Reputation: 403
I am reading a xlsx file with pandas and a Column contain 18 digit number for example 360000036011012000
after reading the number is converted to 360000036011011968
my code
import pandas as pd
df = pd.read_excel("Book1.xlsx")
I also tried converting the column to string but the results are same
df = pd.read_excel("Book1.xlsx",dtype = {"column_name":"str" })
also tried with engine = 'openpyxl'
also if the same number is in csv file there is no problem reading works fine but I have to read it from excel only.
Upvotes: 6
Views: 1567
Reputation: 9197
That is an Excel problem, not a pandas problem. See here:
The yellow marked entries, are actually the number below * 10 +1 so should not end on 0.

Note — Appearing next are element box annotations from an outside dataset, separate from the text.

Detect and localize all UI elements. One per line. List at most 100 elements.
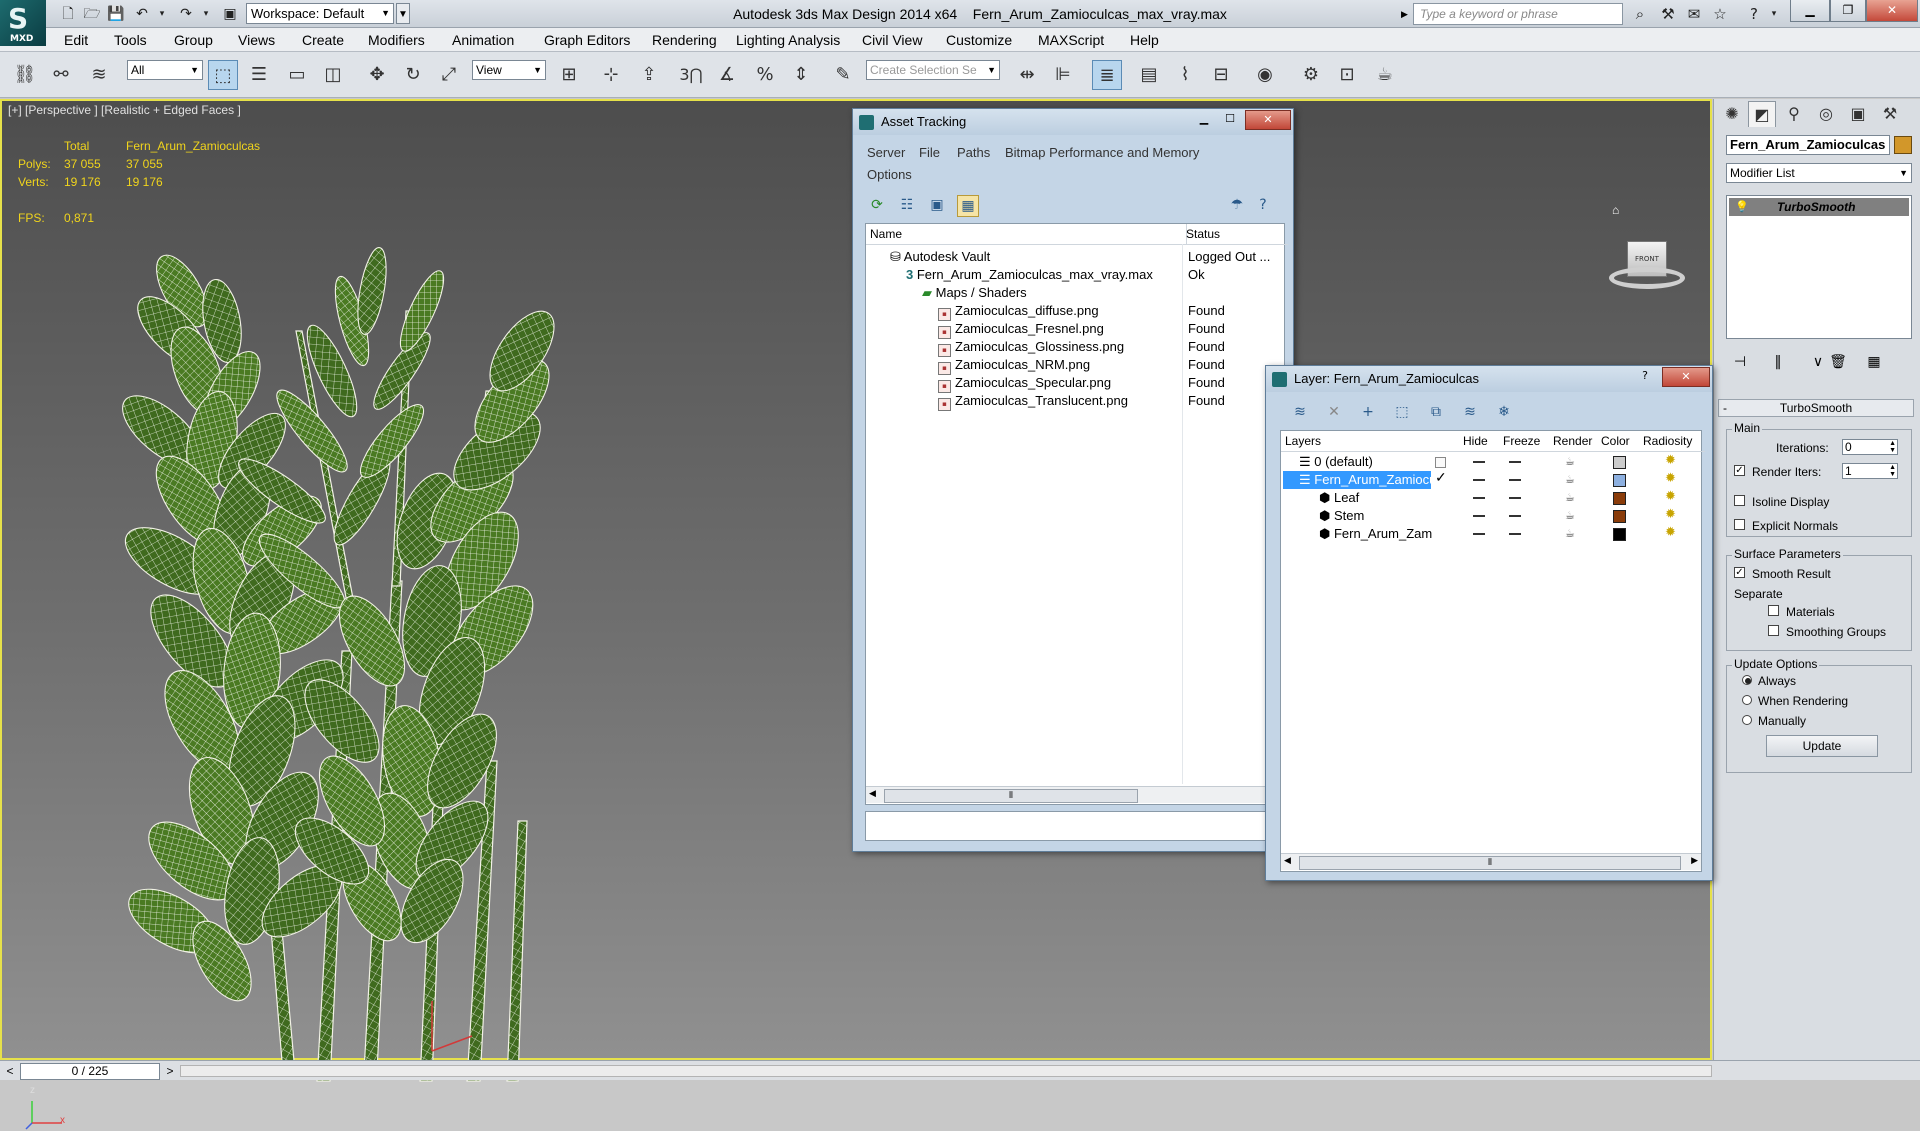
- save-file-icon[interactable]: 💾: [106, 4, 126, 24]
- layer-color-swatch[interactable]: [1613, 456, 1626, 469]
- menu-bitmap-performance[interactable]: Bitmap Performance and Memory: [1005, 145, 1199, 160]
- application-menu-button[interactable]: S MXD: [0, 0, 46, 46]
- turbosmooth-rollout-header[interactable]: - TurboSmooth: [1718, 399, 1914, 417]
- scroll-left-icon[interactable]: ◀: [869, 788, 876, 799]
- hide-toggle[interactable]: [1473, 479, 1485, 481]
- viewport-label[interactable]: [+] [Perspective ] [Realistic + Edged Fa…: [8, 103, 241, 117]
- current-layer-toggle[interactable]: [1435, 457, 1446, 468]
- close-button[interactable]: ✕: [1866, 0, 1918, 22]
- when-rendering-radio[interactable]: [1742, 695, 1752, 705]
- render-teapot-icon[interactable]: ☕: [1565, 473, 1575, 486]
- search-expand-icon[interactable]: ▶: [1401, 3, 1413, 25]
- close-button[interactable]: ✕: [1662, 367, 1710, 387]
- modifier-list-dropdown[interactable]: Modifier List ▼: [1726, 163, 1912, 183]
- menu-views[interactable]: Views: [238, 28, 275, 52]
- asset-help-icon[interactable]: ☂: [1227, 195, 1247, 215]
- refresh-icon[interactable]: ⟳: [867, 195, 887, 215]
- menu-file[interactable]: File: [919, 145, 940, 160]
- radiosity-icon[interactable]: ✹: [1665, 489, 1676, 504]
- graphite-ribbon-icon[interactable]: ▤: [1134, 60, 1164, 90]
- open-file-icon[interactable]: 🗁: [82, 4, 102, 24]
- modifier-stack-item-turbosmooth[interactable]: 💡 TurboSmooth: [1729, 198, 1909, 216]
- asset-info-icon[interactable]: ?: [1253, 195, 1273, 215]
- align-icon[interactable]: ⊫: [1048, 60, 1078, 90]
- menu-group[interactable]: Group: [174, 28, 213, 52]
- pivot-center-icon[interactable]: ⊞: [554, 60, 584, 90]
- home-icon[interactable]: ⌂: [1612, 203, 1619, 217]
- list-view-icon[interactable]: ☷: [897, 195, 917, 215]
- maximize-button[interactable]: ☐: [1217, 110, 1243, 128]
- asset-row-max-file[interactable]: 3 Fern_Arum_Zamioculcas_max_vray.max: [906, 266, 1153, 284]
- layer-row-default[interactable]: ☰ 0 (default): [1299, 453, 1373, 471]
- layer-color-swatch[interactable]: [1613, 528, 1626, 541]
- current-layer-checkmark-icon[interactable]: ✓: [1435, 469, 1447, 486]
- schematic-view-icon[interactable]: ⊟: [1206, 60, 1236, 90]
- layer-horizontal-scrollbar[interactable]: ◀ ⦀ ▶: [1281, 853, 1701, 870]
- asset-row-map[interactable]: ▪ Zamioculcas_Translucent.png: [938, 392, 1128, 411]
- manually-radio[interactable]: [1742, 715, 1752, 725]
- rectangular-selection-icon[interactable]: ▭: [282, 60, 312, 90]
- menu-lighting-analysis[interactable]: Lighting Analysis: [736, 28, 840, 52]
- render-teapot-icon[interactable]: ☕: [1565, 455, 1575, 468]
- undo-dropdown-icon[interactable]: ▾: [152, 4, 172, 24]
- unlink-icon[interactable]: ⚯: [46, 60, 76, 90]
- workspace-dropdown[interactable]: Workspace: Default ▼: [246, 3, 394, 24]
- iterations-spinner[interactable]: 0 ▲ ▼: [1842, 439, 1898, 455]
- scroll-thumb[interactable]: ⦀: [884, 789, 1138, 803]
- menu-tools[interactable]: Tools: [114, 28, 147, 52]
- binoculars-icon[interactable]: ⌕: [1628, 3, 1652, 25]
- materials-checkbox[interactable]: [1768, 605, 1779, 616]
- render-teapot-icon[interactable]: ☕: [1565, 491, 1575, 504]
- selection-filter-dropdown[interactable]: All ▼: [127, 60, 203, 80]
- radiosity-icon[interactable]: ✹: [1665, 507, 1676, 522]
- redo-dropdown-icon[interactable]: ▾: [196, 4, 216, 24]
- column-layers[interactable]: Layers: [1281, 431, 1463, 452]
- help-dropdown-icon[interactable]: ▾: [1762, 3, 1786, 25]
- layer-row-leaf[interactable]: ⬢ Leaf: [1319, 489, 1359, 507]
- named-selection-set-dropdown[interactable]: Create Selection Se ▼: [866, 60, 1000, 80]
- menu-rendering[interactable]: Rendering: [652, 28, 717, 52]
- render-production-icon[interactable]: ☕: [1370, 60, 1400, 90]
- scroll-thumb[interactable]: ⦀: [1299, 856, 1681, 870]
- object-color-swatch[interactable]: [1894, 136, 1912, 154]
- help-button[interactable]: ?: [1630, 367, 1660, 385]
- asset-row-map[interactable]: ▪ Zamioculcas_NRM.png: [938, 356, 1090, 375]
- undo-icon[interactable]: ↶: [132, 4, 152, 24]
- curve-editor-icon[interactable]: ⌇: [1170, 60, 1200, 90]
- asset-row-maps-shaders[interactable]: ▰ Maps / Shaders: [922, 284, 1027, 302]
- minimize-button[interactable]: ▁: [1790, 0, 1830, 22]
- menu-animation[interactable]: Animation: [452, 28, 514, 52]
- remove-modifier-icon[interactable]: 🗑: [1826, 351, 1850, 373]
- hide-unhide-all-icon[interactable]: ≋: [1460, 402, 1480, 422]
- edit-named-selection-icon[interactable]: ✎: [828, 60, 858, 90]
- add-to-layer-icon[interactable]: +: [1358, 402, 1378, 422]
- hide-toggle[interactable]: [1473, 461, 1485, 463]
- object-name-input[interactable]: Fern_Arum_Zamioculcas: [1726, 135, 1890, 155]
- utilities-tab-icon[interactable]: ⚒: [1876, 101, 1904, 127]
- layer-manager-icon[interactable]: ≣: [1092, 60, 1122, 90]
- close-button[interactable]: ✕: [1245, 110, 1291, 130]
- highlight-selected-icon[interactable]: ⧉: [1426, 402, 1446, 422]
- layer-row-fern-arum-object[interactable]: ⬢ Fern_Arum_Zam: [1319, 525, 1432, 543]
- menu-options[interactable]: Options: [867, 167, 912, 182]
- column-color[interactable]: Color: [1597, 431, 1643, 452]
- isoline-display-checkbox[interactable]: [1734, 495, 1745, 506]
- asset-row-map[interactable]: ▪ Zamioculcas_Specular.png: [938, 374, 1111, 393]
- radiosity-icon[interactable]: ✹: [1665, 471, 1676, 486]
- menu-graph-editors[interactable]: Graph Editors: [544, 28, 630, 52]
- select-and-link-icon[interactable]: ⛓: [10, 60, 40, 90]
- select-object-icon[interactable]: ⬚: [208, 60, 238, 90]
- render-setup-icon[interactable]: ⚙: [1296, 60, 1326, 90]
- percent-snap-icon[interactable]: %: [750, 60, 780, 90]
- menu-help[interactable]: Help: [1130, 28, 1159, 52]
- freeze-toggle[interactable]: [1509, 533, 1521, 535]
- material-editor-icon[interactable]: ◉: [1250, 60, 1280, 90]
- redo-icon[interactable]: ↷: [176, 4, 196, 24]
- freeze-toggle[interactable]: [1509, 515, 1521, 517]
- spinner-snap-icon[interactable]: ⇕: [786, 60, 816, 90]
- update-button[interactable]: Update: [1766, 735, 1878, 757]
- fern-arum-zamioculcas-model[interactable]: [102, 201, 662, 1101]
- select-by-name-icon[interactable]: ☰: [244, 60, 274, 90]
- menu-civil-view[interactable]: Civil View: [862, 28, 922, 52]
- freeze-toggle[interactable]: [1509, 497, 1521, 499]
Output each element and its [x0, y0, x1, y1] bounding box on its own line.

What happens under the hood in Excel seems to be a number limit of 18. But the last two numbers are interpreted as decimals. Since this is a Excel not a CSV problem, a csv will work just fine.
Solution:
Format the numbers in Excel as Text, as shown in the first picture with: =Text(CELL,0). Pandas can then import it as string, but you will lose the information of the last digits. Therefore Excel should not be used for numbers with more than 18 digits. Use a different file, like csv, insert the numbers directly as strings into excel by using a leading: ' symbol.
Upvotes: 1